Publications

Peer-reviewed work on cross-modal retrieval and question answering.

Strategic Navigation or Stochastic Search? How Agents and Humans Reason Over Document Collections

Łukasz Borchmann, Jordy Van Landeghem, Michał Turski, Shreyansh Padarha, Ryan Othniel Kearns, Adam Mahdi, Niels Rogge, Clémentine Fourrier, Siwei Han, Huaxiu Yao, Artemis Llabrés, Yiming Xu, Dimosthenis Karatzas, Hao Zhang, Anupam Datta · ICML · Oral (2026)

MADQA — a multimodal agentic document-QA benchmark that scores full search trajectories, not just answers, and shows agents match human accuracy only by working ~5× harder.

AdaNav: Query-Adaptive Multi-Granularity Navigation for Long Document Understanding

Yiming Xu, Eric López, Artemis Llabrés, Maximiliano Hormazábal, Ernest Valveny, Dimosthenis Karatzas · ICDAR · Accepted (2026)

AdaNav builds a multimodal document tree and navigates it at query-adaptive granularity — no embedding retriever — beating open-source VLM agent systems by over 5% on MMLongBench-Doc while reading fewer pages.

Retrieval-based Question Answering with Passage Expansion Using a Knowledge Graph

Benno Kruit, Yiming Xu, Jan-Christoph Kalo · LREC-COLING · Oral (2024)

A multimodal retriever that combines knowledge-graph entity features with dense text retrieval, improving open-domain QA precision on rare, entity-centric questions where dense retrievers fall short.

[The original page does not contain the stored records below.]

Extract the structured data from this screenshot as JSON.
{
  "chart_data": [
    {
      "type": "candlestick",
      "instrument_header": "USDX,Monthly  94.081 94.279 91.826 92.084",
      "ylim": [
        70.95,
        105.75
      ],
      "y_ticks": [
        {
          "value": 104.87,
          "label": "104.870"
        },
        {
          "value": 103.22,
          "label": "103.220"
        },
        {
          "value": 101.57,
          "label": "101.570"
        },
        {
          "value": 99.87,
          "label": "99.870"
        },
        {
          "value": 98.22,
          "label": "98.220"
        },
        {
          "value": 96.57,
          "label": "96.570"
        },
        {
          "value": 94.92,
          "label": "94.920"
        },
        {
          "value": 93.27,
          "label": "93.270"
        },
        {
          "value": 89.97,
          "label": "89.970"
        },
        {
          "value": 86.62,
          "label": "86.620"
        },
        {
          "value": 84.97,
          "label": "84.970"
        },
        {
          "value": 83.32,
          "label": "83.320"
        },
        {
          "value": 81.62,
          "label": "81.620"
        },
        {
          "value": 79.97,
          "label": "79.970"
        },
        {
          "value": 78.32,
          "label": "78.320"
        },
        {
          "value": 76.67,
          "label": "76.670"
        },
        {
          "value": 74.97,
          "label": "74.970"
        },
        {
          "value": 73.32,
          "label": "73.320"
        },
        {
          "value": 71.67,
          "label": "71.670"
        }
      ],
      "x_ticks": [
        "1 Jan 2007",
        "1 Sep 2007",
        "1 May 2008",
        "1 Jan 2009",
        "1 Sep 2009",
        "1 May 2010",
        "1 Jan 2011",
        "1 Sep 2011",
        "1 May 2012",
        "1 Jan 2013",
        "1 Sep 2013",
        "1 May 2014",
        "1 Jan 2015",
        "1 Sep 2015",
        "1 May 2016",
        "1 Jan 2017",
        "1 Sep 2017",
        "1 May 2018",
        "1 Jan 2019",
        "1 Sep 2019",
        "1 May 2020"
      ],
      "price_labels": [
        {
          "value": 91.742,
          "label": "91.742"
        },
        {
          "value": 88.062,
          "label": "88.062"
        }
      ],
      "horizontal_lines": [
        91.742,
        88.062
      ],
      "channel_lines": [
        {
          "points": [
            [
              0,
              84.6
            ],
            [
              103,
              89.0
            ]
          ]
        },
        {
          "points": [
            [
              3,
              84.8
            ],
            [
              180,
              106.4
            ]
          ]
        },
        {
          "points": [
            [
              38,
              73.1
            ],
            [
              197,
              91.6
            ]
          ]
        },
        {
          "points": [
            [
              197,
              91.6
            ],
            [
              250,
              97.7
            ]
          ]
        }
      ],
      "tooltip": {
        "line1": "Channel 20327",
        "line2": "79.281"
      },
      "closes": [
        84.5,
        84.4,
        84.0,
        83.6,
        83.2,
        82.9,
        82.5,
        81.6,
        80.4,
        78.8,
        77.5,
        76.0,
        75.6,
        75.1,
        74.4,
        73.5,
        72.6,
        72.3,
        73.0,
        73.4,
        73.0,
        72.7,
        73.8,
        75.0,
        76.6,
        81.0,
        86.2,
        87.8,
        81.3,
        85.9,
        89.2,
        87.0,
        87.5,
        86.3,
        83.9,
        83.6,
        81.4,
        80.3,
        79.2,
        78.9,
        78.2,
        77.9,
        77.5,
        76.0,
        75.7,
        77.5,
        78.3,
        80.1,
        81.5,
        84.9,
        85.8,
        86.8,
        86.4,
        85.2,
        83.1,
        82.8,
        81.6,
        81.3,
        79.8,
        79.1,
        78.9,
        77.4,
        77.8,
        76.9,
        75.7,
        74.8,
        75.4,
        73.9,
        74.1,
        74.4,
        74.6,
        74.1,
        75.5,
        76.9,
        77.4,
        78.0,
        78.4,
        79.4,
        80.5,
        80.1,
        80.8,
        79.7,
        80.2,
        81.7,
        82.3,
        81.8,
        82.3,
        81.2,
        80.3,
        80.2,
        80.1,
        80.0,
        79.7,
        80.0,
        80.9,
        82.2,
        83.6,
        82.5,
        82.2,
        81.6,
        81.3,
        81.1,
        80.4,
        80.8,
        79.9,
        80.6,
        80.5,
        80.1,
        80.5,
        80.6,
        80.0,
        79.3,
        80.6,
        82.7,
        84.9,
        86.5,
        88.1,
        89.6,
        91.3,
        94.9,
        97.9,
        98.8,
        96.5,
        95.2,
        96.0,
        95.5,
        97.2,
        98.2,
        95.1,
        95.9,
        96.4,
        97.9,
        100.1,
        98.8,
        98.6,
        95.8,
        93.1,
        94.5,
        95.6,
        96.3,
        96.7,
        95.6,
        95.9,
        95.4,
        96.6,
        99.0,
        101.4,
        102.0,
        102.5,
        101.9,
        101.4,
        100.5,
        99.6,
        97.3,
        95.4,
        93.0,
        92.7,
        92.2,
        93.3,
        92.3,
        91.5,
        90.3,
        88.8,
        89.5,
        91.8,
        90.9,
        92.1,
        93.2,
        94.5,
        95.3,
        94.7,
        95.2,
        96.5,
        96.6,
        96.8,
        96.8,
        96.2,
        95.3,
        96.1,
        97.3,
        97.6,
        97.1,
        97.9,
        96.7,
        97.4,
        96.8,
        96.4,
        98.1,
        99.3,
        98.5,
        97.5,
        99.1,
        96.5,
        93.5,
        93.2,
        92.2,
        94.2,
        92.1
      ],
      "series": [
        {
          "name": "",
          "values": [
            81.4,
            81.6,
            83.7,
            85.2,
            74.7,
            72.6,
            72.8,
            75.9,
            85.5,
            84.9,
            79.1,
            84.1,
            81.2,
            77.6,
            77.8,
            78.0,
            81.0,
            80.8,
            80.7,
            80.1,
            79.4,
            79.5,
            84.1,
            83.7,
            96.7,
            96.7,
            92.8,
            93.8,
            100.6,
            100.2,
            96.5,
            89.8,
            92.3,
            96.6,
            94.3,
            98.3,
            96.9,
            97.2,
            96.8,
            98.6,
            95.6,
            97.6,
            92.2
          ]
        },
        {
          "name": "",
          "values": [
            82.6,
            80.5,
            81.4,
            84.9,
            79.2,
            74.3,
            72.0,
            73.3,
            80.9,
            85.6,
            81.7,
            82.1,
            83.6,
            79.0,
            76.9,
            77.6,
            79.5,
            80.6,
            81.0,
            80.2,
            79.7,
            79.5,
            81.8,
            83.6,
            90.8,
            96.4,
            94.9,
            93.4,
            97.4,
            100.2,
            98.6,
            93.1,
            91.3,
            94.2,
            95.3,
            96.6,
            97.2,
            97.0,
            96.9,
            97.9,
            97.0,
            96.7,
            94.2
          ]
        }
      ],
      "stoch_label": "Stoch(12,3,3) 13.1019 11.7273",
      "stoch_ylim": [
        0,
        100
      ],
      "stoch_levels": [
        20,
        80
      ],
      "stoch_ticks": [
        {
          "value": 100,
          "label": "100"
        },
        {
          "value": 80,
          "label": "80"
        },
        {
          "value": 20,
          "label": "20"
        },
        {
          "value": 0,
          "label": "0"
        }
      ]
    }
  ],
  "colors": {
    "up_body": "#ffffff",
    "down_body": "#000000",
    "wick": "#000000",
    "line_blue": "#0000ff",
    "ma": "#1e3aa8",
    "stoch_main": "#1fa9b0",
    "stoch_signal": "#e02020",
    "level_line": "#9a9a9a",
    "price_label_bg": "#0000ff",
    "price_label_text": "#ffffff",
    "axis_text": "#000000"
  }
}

Fine-grained label learning via siamese network for cross-modal information retrieval

Yiming Xu, Jing Yu, Jingjing Guo, Yue Hu, Jianlong Tan · ICCS (2019)

Fine-grained labels capture the "hardness" of text–image pairs; a siamese network and a weighted pairwise loss exploit them to improve cross-modal retrieval on three benchmarks.